Last night, Cassandra Thorburn, 44, the estranged wife of Karl Stefanovic, 42, let loose on Facebook about the demise of her marriage. Her husband’s program, The Today Show, had just released its ratings figures, beating rival Sunrise.
“Apparently Today Show finally won a year,” Thorburn shared with her Facebook friends. “This took a huge toll on my family and I, and I’m congratulating myself today for all the effort that went into making that happen."
Thorburn added that she felt she deserved some of the credit for the show’s historic win. “The suggestions, the story ideas, the constant counselling of questions for years,” she added. “I’m giving myself a pat on the back tonight, as I know many people will also know how much effort I put into it.”
And, in the spirit of breakup confessions through the ages, she finished by revealing that a good bottle of plonk was also in the picture.
“Found a lovely tipple to cheers myself,” she wrote. “Thanks for the red Sharon Finnigan SF Celebrity Management” – a sly shout-out to Karl’s agent.
The response to Thorburn’s post has been catty and condemning. “She shouldn’t air her dirty laundry,” said one commenter. “Why don’t they just sort it out between themselves?” huffed another. “This just comes across as bitter,” said another. The feeling is that people going through something as personal as a divorce or separation should stay stoic, dignified and silent. Anything else embarrasses the writer and the rest of us.
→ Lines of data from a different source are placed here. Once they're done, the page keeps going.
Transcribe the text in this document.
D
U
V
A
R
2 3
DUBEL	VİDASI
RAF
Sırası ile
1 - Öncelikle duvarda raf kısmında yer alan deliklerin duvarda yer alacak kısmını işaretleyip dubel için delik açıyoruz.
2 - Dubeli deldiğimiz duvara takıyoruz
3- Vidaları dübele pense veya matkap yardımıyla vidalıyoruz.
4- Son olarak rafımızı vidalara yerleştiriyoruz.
But perhaps we’d do better to see the pain behind the impulse. Thorburn’s words show she’s clearly wounded from the demise of her 21-year marriage to the father of her three children, Jackson 16, Ava, 11 and River, 10. She’s in the unenviable position of being the phantom ‘real person’ in a celebrity match-up; the invisible support behind the scenes, whose contribution to her husband’s career has rarely been acknowledged publicly, and perhaps not privately either.
"Thorburn’s words show she’s clearly wounded from the demise of her marriage"Alexandra Carlton
The first many of us heard of her was at the Logies in 2011, when Karl announced that his wife, who quit her job at the ABC to look after the pair’s children, “ has been a great influence on my life,” before adding, to great derision that she has the “best arse I have ever seen.”
Is it any wonder that the woman attached to that great arse wants the world to see her as something more?
So Thorburn did what so many of us have done in a vulnerable moment; threw back a couple of glasses of red, overanalysed and dissected her hurt and jumped on a keyboard.
That single moment of impassioned release doesn’t make her undignified. It shouldn’t make her an object of pity. It doesn’t deserve our mockery.
It makes Cassandra Thorburn deeply human. And we hope her future looks brighter from here.